1. Embodied labour in exports
2. Living labour in the docks etc

Foreign labour does not count towards the production of US value.

>At any rate, how can we determine if there is unequal exchange if by
>definition you are arguing that a $1000 of commodities represent the same
>labor value?

What is unequal exchange ?

To define unequal exchange you need some standard of equality.
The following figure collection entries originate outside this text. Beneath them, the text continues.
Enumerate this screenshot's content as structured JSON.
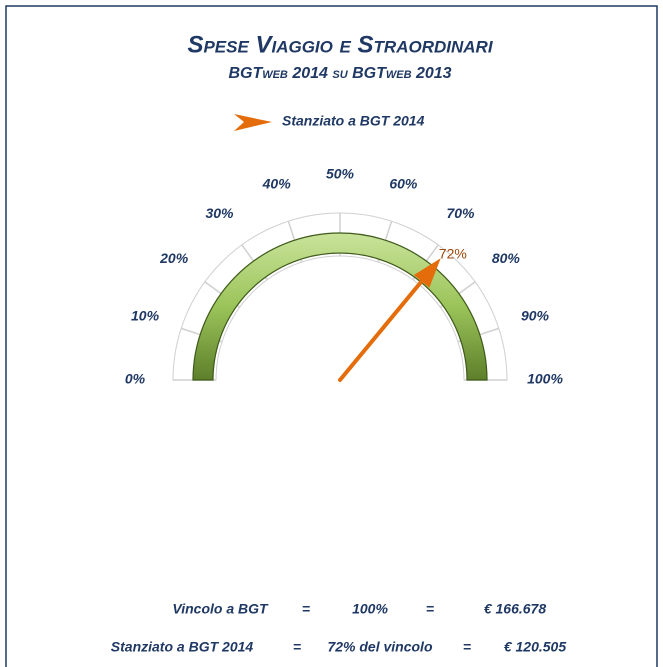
{
  "chart_data": {
    "type": "gauge",
    "title": "Spese Viaggio e Straordinari",
    "subtitle": "BGTweb 2014 su BGTweb 2013",
    "legend": "top",
    "series": [
      {
        "name": "Stanziato a BGT 2014",
        "color": "#e46c0a",
        "value": 72,
        "value_label": "72%"
      }
    ],
    "xlim": [
      0,
      100
    ],
    "xticks": [
      {
        "value": 0,
        "label": "0%"
      },
      {
        "value": 10,
        "label": "10%"
      },
      {
        "value": 20,
        "label": "20%"
      },
      {
        "value": 30,
        "label": "30%"
      },
      {
        "value": 40,
        "label": "40%"
      },
      {
        "value": 50,
        "label": "50%"
      },
      {
        "value": 60,
        "label": "60%"
      },
      {
        "value": 70,
        "label": "70%"
      },
      {
        "value": 80,
        "label": "80%"
      },
      {
        "value": 90,
        "label": "90%"
      },
      {
        "value": 100,
        "label": "100%"
      }
    ],
    "annotations": [
      [
        "Vincolo a BGT",
        "=",
        "100%",
        "=",
        "€ 166.678"
      ],
      [
        "Stanziato a BGT 2014",
        "=",
        "72% del vincolo",
        "=",
        "€ 120.505"
      ]
    ]
  }
}
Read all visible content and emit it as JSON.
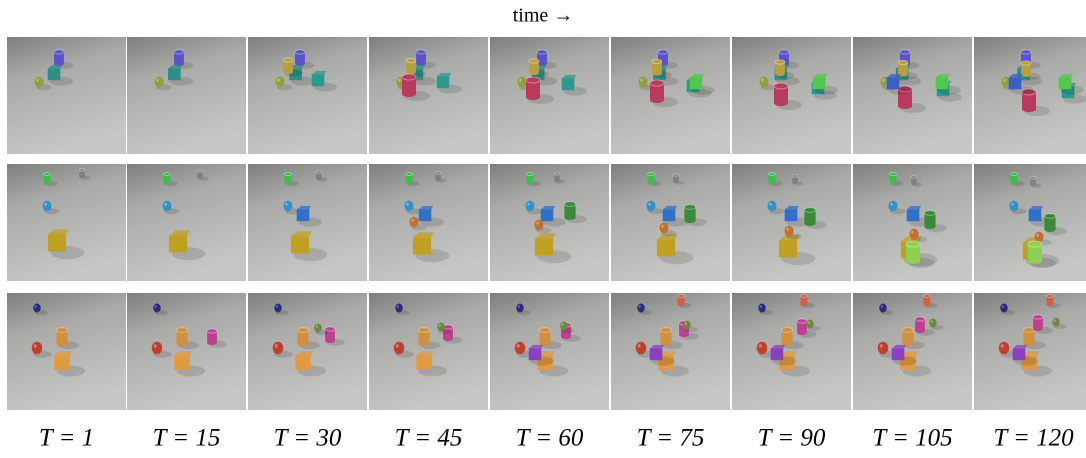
{
  "header": {
    "title": "time →"
  },
  "labels": [
    "T = 1",
    "T = 15",
    "T = 30",
    "T = 45",
    "T = 60",
    "T = 75",
    "T = 90",
    "T = 105",
    "T = 120"
  ]
}
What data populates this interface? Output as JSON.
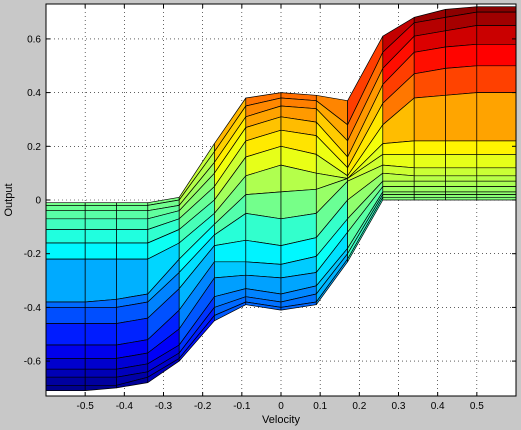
{
  "chart_data": {
    "type": "surface",
    "title": "",
    "xlabel": "Velocity",
    "ylabel": "Output",
    "xlim": [
      -0.6,
      0.6
    ],
    "ylim": [
      -0.73,
      0.73
    ],
    "x_ticks": [
      -0.5,
      -0.4,
      -0.3,
      -0.2,
      -0.1,
      0,
      0.1,
      0.2,
      0.3,
      0.4,
      0.5
    ],
    "x_tick_labels": [
      "-0.5",
      "-0.4",
      "-0.3",
      "-0.2",
      "-0.1",
      "0",
      "0.1",
      "0.2",
      "0.3",
      "0.4",
      "0.5"
    ],
    "y_ticks": [
      -0.6,
      -0.4,
      -0.2,
      0,
      0.2,
      0.4,
      0.6
    ],
    "y_tick_labels": [
      "-0.6",
      "-0.4",
      "-0.2",
      "0",
      "0.2",
      "0.4",
      "0.6"
    ],
    "grid": true,
    "colormap": "jet",
    "color_range": [
      -0.72,
      0.72
    ],
    "columns_x": [
      -0.6,
      -0.5,
      -0.42,
      -0.34,
      -0.26,
      -0.17,
      -0.09,
      0,
      0.09,
      0.17,
      0.26,
      0.34,
      0.42,
      0.5,
      0.6
    ],
    "mesh_rows": [
      {
        "level": 0,
        "y": [
          -0.01,
          -0.01,
          -0.01,
          -0.01,
          0.01,
          0.21,
          0.38,
          0.4,
          0.39,
          0.37,
          0.61,
          0.68,
          0.71,
          0.72,
          0.72
        ]
      },
      {
        "level": 1,
        "y": [
          -0.02,
          -0.02,
          -0.02,
          -0.02,
          0.0,
          0.18,
          0.35,
          0.38,
          0.37,
          0.28,
          0.55,
          0.66,
          0.68,
          0.7,
          0.7
        ]
      },
      {
        "level": 2,
        "y": [
          -0.04,
          -0.04,
          -0.04,
          -0.04,
          -0.02,
          0.14,
          0.31,
          0.35,
          0.34,
          0.22,
          0.49,
          0.61,
          0.63,
          0.65,
          0.65
        ]
      },
      {
        "level": 3,
        "y": [
          -0.07,
          -0.07,
          -0.07,
          -0.07,
          -0.04,
          0.1,
          0.27,
          0.31,
          0.29,
          0.16,
          0.43,
          0.55,
          0.57,
          0.58,
          0.58
        ]
      },
      {
        "level": 4,
        "y": [
          -0.11,
          -0.11,
          -0.11,
          -0.11,
          -0.07,
          0.05,
          0.22,
          0.26,
          0.24,
          0.12,
          0.36,
          0.47,
          0.49,
          0.5,
          0.5
        ]
      },
      {
        "level": 5,
        "y": [
          -0.16,
          -0.16,
          -0.16,
          -0.16,
          -0.11,
          0.0,
          0.16,
          0.2,
          0.17,
          0.09,
          0.28,
          0.38,
          0.39,
          0.4,
          0.4
        ]
      },
      {
        "level": 6,
        "y": [
          -0.22,
          -0.22,
          -0.22,
          -0.22,
          -0.16,
          -0.05,
          0.09,
          0.13,
          0.1,
          0.08,
          0.21,
          0.22,
          0.22,
          0.22,
          0.22
        ]
      },
      {
        "level": 7,
        "y": [
          -0.38,
          -0.38,
          -0.37,
          -0.35,
          -0.22,
          -0.09,
          0.02,
          0.03,
          0.04,
          0.08,
          0.17,
          0.17,
          0.17,
          0.17,
          0.17
        ]
      },
      {
        "level": 8,
        "y": [
          -0.4,
          -0.4,
          -0.4,
          -0.38,
          -0.27,
          -0.13,
          -0.05,
          -0.07,
          -0.05,
          0.07,
          0.13,
          0.12,
          0.12,
          0.12,
          0.12
        ]
      },
      {
        "level": 9,
        "y": [
          -0.46,
          -0.46,
          -0.46,
          -0.44,
          -0.33,
          -0.17,
          -0.15,
          -0.17,
          -0.14,
          0.0,
          0.1,
          0.09,
          0.09,
          0.09,
          0.09
        ]
      },
      {
        "level": 10,
        "y": [
          -0.54,
          -0.54,
          -0.54,
          -0.52,
          -0.41,
          -0.23,
          -0.23,
          -0.24,
          -0.21,
          -0.07,
          0.07,
          0.07,
          0.07,
          0.07,
          0.07
        ]
      },
      {
        "level": 11,
        "y": [
          -0.59,
          -0.59,
          -0.59,
          -0.57,
          -0.48,
          -0.29,
          -0.28,
          -0.29,
          -0.27,
          -0.12,
          0.05,
          0.05,
          0.05,
          0.05,
          0.05
        ]
      },
      {
        "level": 12,
        "y": [
          -0.63,
          -0.63,
          -0.63,
          -0.61,
          -0.54,
          -0.36,
          -0.33,
          -0.35,
          -0.32,
          -0.18,
          0.03,
          0.03,
          0.03,
          0.03,
          0.03
        ]
      },
      {
        "level": 13,
        "y": [
          -0.66,
          -0.66,
          -0.66,
          -0.64,
          -0.57,
          -0.4,
          -0.36,
          -0.38,
          -0.35,
          -0.2,
          0.02,
          0.02,
          0.02,
          0.02,
          0.02
        ]
      },
      {
        "level": 14,
        "y": [
          -0.69,
          -0.69,
          -0.69,
          -0.66,
          -0.59,
          -0.43,
          -0.38,
          -0.4,
          -0.38,
          -0.22,
          0.01,
          0.01,
          0.01,
          0.01,
          0.01
        ]
      },
      {
        "level": 15,
        "y": [
          -0.71,
          -0.71,
          -0.7,
          -0.68,
          -0.6,
          -0.45,
          -0.39,
          -0.41,
          -0.39,
          -0.23,
          0.0,
          0.0,
          0.0,
          0.0,
          0.0
        ]
      }
    ]
  }
}
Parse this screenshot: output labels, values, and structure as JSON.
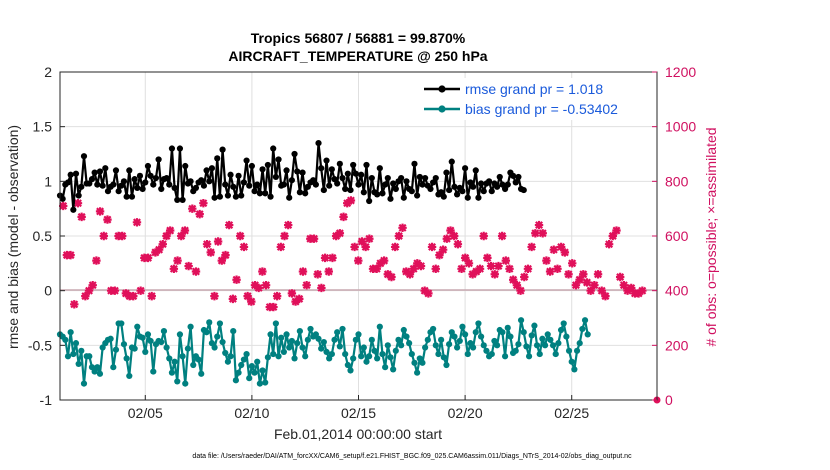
{
  "chart_data": {
    "type": "line",
    "title_line1": "Tropics 56807 / 56881 = 99.870%",
    "title_line2": "AIRCRAFT_TEMPERATURE @ 250 hPa",
    "xlabel": "Feb.01,2014 00:00:00 start",
    "ylabel_left": "rmse and bias (model - observation)",
    "ylabel_right": "# of obs: o=possible; ×=assimilated",
    "footer": "data file: /Users/raeder/DAI/ATM_forcXX/CAM6_setup/f.e21.FHIST_BGC.f09_025.CAM6assim.011/Diags_NTrS_2014-02/obs_diag_output.nc",
    "x_unit": "day of February 2014",
    "xlim": [
      1.0,
      29.0
    ],
    "xticks": [
      5,
      10,
      15,
      20,
      25
    ],
    "xtick_labels": [
      "02/05",
      "02/10",
      "02/15",
      "02/20",
      "02/25"
    ],
    "ylim_left": [
      -1,
      2
    ],
    "yticks_left": [
      -1,
      -0.5,
      0,
      0.5,
      1,
      1.5,
      2
    ],
    "ytick_labels_left": [
      "-1",
      "-0.5",
      "0",
      "0.5",
      "1",
      "1.5",
      "2"
    ],
    "ylim_right": [
      0,
      1200
    ],
    "yticks_right": [
      0,
      200,
      400,
      600,
      800,
      1000,
      1200
    ],
    "ytick_labels_right": [
      "0",
      "200",
      "400",
      "600",
      "800",
      "1000",
      "1200"
    ],
    "grid": true,
    "legend_position": "top-right",
    "colors": {
      "rmse": "#000000",
      "bias": "#008080",
      "obs": "#e0105a",
      "right_axis": "#d01060",
      "legend_text": "#1a5adb",
      "zero_line": "#c8a8b0",
      "grid": "#e0e0e0"
    },
    "series": [
      {
        "name": "rmse grand pr = 1.018",
        "marker": "filled-circle",
        "values": [
          0.87,
          0.84,
          0.97,
          0.99,
          1.06,
          0.74,
          1.07,
          0.87,
          0.95,
          1.23,
          0.98,
          0.98,
          1.02,
          1.08,
          0.97,
          1.09,
          0.96,
          1.12,
          0.91,
          0.95,
          0.97,
          1.1,
          0.91,
          0.96,
          1.0,
          0.86,
          1.1,
          0.86,
          1.02,
          0.94,
          1.05,
          0.93,
          0.99,
          1.14,
          1.05,
          0.97,
          1.03,
          1.2,
          0.93,
          1.02,
          1.03,
          0.97,
          1.3,
          0.94,
          0.83,
          1.3,
          0.83,
          1.14,
          0.98,
          1.0,
          0.91,
          0.94,
          0.99,
          1.01,
          0.96,
          1.1,
          1.0,
          1.12,
          0.85,
          1.21,
          0.86,
          1.29,
          0.97,
          0.87,
          1.06,
          0.95,
          0.86,
          1.05,
          0.87,
          0.99,
          1.19,
          0.96,
          1.14,
          0.91,
          0.97,
          0.89,
          1.11,
          0.89,
          1.15,
          0.86,
          1.3,
          1.04,
          1.2,
          0.96,
          0.97,
          1.1,
          0.85,
          1.01,
          1.25,
          1.09,
          0.9,
          1.08,
          0.89,
          0.95,
          0.99,
          1.01,
          0.97,
          1.35,
          1.12,
          0.92,
          1.19,
          0.96,
          1.11,
          1.02,
          0.98,
          1.16,
          1.03,
          0.93,
          1.07,
          0.92,
          1.15,
          1.07,
          0.97,
          1.06,
          0.9,
          1.15,
          0.82,
          1.03,
          0.9,
          0.88,
          1.12,
          0.89,
          0.97,
          1.03,
          0.84,
          0.98,
          0.93,
          1.0,
          1.03,
          0.85,
          1.0,
          0.93,
          0.91,
          1.16,
          0.87,
          1.04,
          0.97,
          1.03,
          0.96,
          0.93,
          0.99,
          1.03,
          0.88,
          0.9,
          0.86,
          1.08,
          0.92,
          1.18,
          0.95,
          0.88,
          0.94,
          0.91,
          1.12,
          0.85,
          0.99,
          0.95,
          1.1,
          0.85,
          0.98,
          0.91,
          0.98,
          1.0,
          0.91,
          0.98,
          0.95,
          1.04,
          0.97,
          0.93,
          0.97,
          1.08,
          1.05,
          0.99,
          1.04,
          0.93,
          0.92
        ],
        "x_start": 1.0,
        "x_step": 0.125
      },
      {
        "name": "bias grand pr = -0.53402",
        "marker": "filled-circle",
        "values": [
          -0.4,
          -0.42,
          -0.45,
          -0.6,
          -0.38,
          -0.58,
          -0.48,
          -0.67,
          -0.55,
          -0.85,
          -0.6,
          -0.6,
          -0.7,
          -0.74,
          -0.7,
          -0.76,
          -0.52,
          -0.48,
          -0.45,
          -0.44,
          -0.7,
          -0.54,
          -0.3,
          -0.3,
          -0.49,
          -0.62,
          -0.78,
          -0.52,
          -0.53,
          -0.33,
          -0.42,
          -0.43,
          -0.56,
          -0.4,
          -0.46,
          -0.74,
          -0.49,
          -0.46,
          -0.47,
          -0.37,
          -0.52,
          -0.62,
          -0.75,
          -0.65,
          -0.83,
          -0.4,
          -0.6,
          -0.85,
          -0.53,
          -0.33,
          -0.68,
          -0.6,
          -0.63,
          -0.76,
          -0.36,
          -0.38,
          -0.29,
          -0.48,
          -0.52,
          -0.42,
          -0.3,
          -0.47,
          -0.57,
          -0.65,
          -0.6,
          -0.37,
          -0.82,
          -0.75,
          -0.68,
          -0.63,
          -0.58,
          -0.8,
          -0.69,
          -0.75,
          -0.65,
          -0.85,
          -0.73,
          -0.84,
          -0.61,
          -0.4,
          -0.58,
          -0.3,
          -0.6,
          -0.43,
          -0.56,
          -0.4,
          -0.52,
          -0.46,
          -0.62,
          -0.48,
          -0.37,
          -0.52,
          -0.6,
          -0.45,
          -0.35,
          -0.42,
          -0.4,
          -0.44,
          -0.53,
          -0.47,
          -0.56,
          -0.62,
          -0.58,
          -0.45,
          -0.38,
          -0.51,
          -0.35,
          -0.58,
          -0.68,
          -0.73,
          -0.62,
          -0.45,
          -0.4,
          -0.6,
          -0.52,
          -0.65,
          -0.6,
          -0.45,
          -0.55,
          -0.62,
          -0.33,
          -0.58,
          -0.7,
          -0.5,
          -0.61,
          -0.72,
          -0.55,
          -0.45,
          -0.5,
          -0.36,
          -0.42,
          -0.48,
          -0.58,
          -0.66,
          -0.75,
          -0.62,
          -0.66,
          -0.52,
          -0.45,
          -0.38,
          -0.35,
          -0.5,
          -0.58,
          -0.45,
          -0.61,
          -0.68,
          -0.49,
          -0.38,
          -0.42,
          -0.52,
          -0.46,
          -0.33,
          -0.4,
          -0.58,
          -0.48,
          -0.52,
          -0.38,
          -0.3,
          -0.42,
          -0.5,
          -0.55,
          -0.6,
          -0.58,
          -0.46,
          -0.5,
          -0.36,
          -0.38,
          -0.6,
          -0.34,
          -0.42,
          -0.57,
          -0.55,
          -0.49,
          -0.27,
          -0.38,
          -0.51,
          -0.6,
          -0.41,
          -0.32,
          -0.5,
          -0.58,
          -0.44,
          -0.5,
          -0.4,
          -0.45,
          -0.5,
          -0.58,
          -0.48,
          -0.36,
          -0.3,
          -0.42,
          -0.55,
          -0.65,
          -0.72,
          -0.55,
          -0.48,
          -0.35,
          -0.27,
          -0.4
        ],
        "x_start": 1.0,
        "x_step": 0.125
      },
      {
        "name": "observations assimilated",
        "marker": "x",
        "axis": "right",
        "values": [
          710,
          530,
          530,
          350,
          720,
          670,
          380,
          400,
          420,
          510,
          690,
          600,
          660,
          400,
          400,
          600,
          600,
          390,
          380,
          380,
          650,
          400,
          520,
          520,
          380,
          540,
          550,
          570,
          600,
          620,
          480,
          510,
          600,
          620,
          490,
          700,
          470,
          680,
          720,
          570,
          540,
          380,
          580,
          510,
          530,
          640,
          370,
          440,
          600,
          560,
          380,
          360,
          420,
          410,
          470,
          420,
          340,
          340,
          380,
          560,
          600,
          640,
          390,
          360,
          370,
          470,
          420,
          590,
          590,
          460,
          410,
          520,
          470,
          520,
          600,
          610,
          670,
          720,
          730,
          560,
          510,
          580,
          560,
          590,
          480,
          480,
          500,
          510,
          460,
          450,
          560,
          600,
          630,
          470,
          460,
          480,
          500,
          490,
          400,
          390,
          560,
          480,
          530,
          550,
          590,
          620,
          600,
          570,
          480,
          520,
          500,
          460,
          470,
          480,
          600,
          520,
          490,
          460,
          490,
          600,
          510,
          480,
          440,
          420,
          400,
          450,
          480,
          560,
          610,
          640,
          610,
          510,
          470,
          550,
          480,
          560,
          540,
          460,
          500,
          420,
          440,
          460,
          430,
          400,
          420,
          460,
          400,
          380,
          570,
          600,
          620,
          450,
          420,
          400,
          410,
          390,
          390,
          400
        ],
        "x_start": 1.15,
        "x_step": 0.173
      }
    ]
  }
}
You can not simply add up labours from different countries and assume
that they count as the same average labour. The productivity of labour
in different countries differs significantly, and the labour forces of
different
countries are not freely disposable between different activities in the
same way that internal labour is.

Of course the process of internationalisation gradually removes such
barriers. Between the countries of France, Germany and BeneLux, one
can probably now count the different domestic labours as equivalent
due to the effective integration of the economies, the Euro etc. One
might argue that Canadian and US labours are effectively equivalent,
but US and Mexican labour is not.

> It seems to me obvious that the US enjoys a monopoly price in
>several of its exports--software, logic chips, advanced aircraft,
>pharmaceuticals, medical instruments, etc.

Not at all clear that the US enjoys monopoly in these fields.

Aircraft industry roughly equally shared between Europe and
the US , similarly for pharmaceuticals. Germany and sweden
have large shares of medical instruments. Japan and Korea
large shares of the chip markets etc.

Through the position of Microsoft, software monopoly does
exist, but one should hesitate to generalise too much.

>As obvious that US capital
>obviously in its commercial form buys most of its imports below value.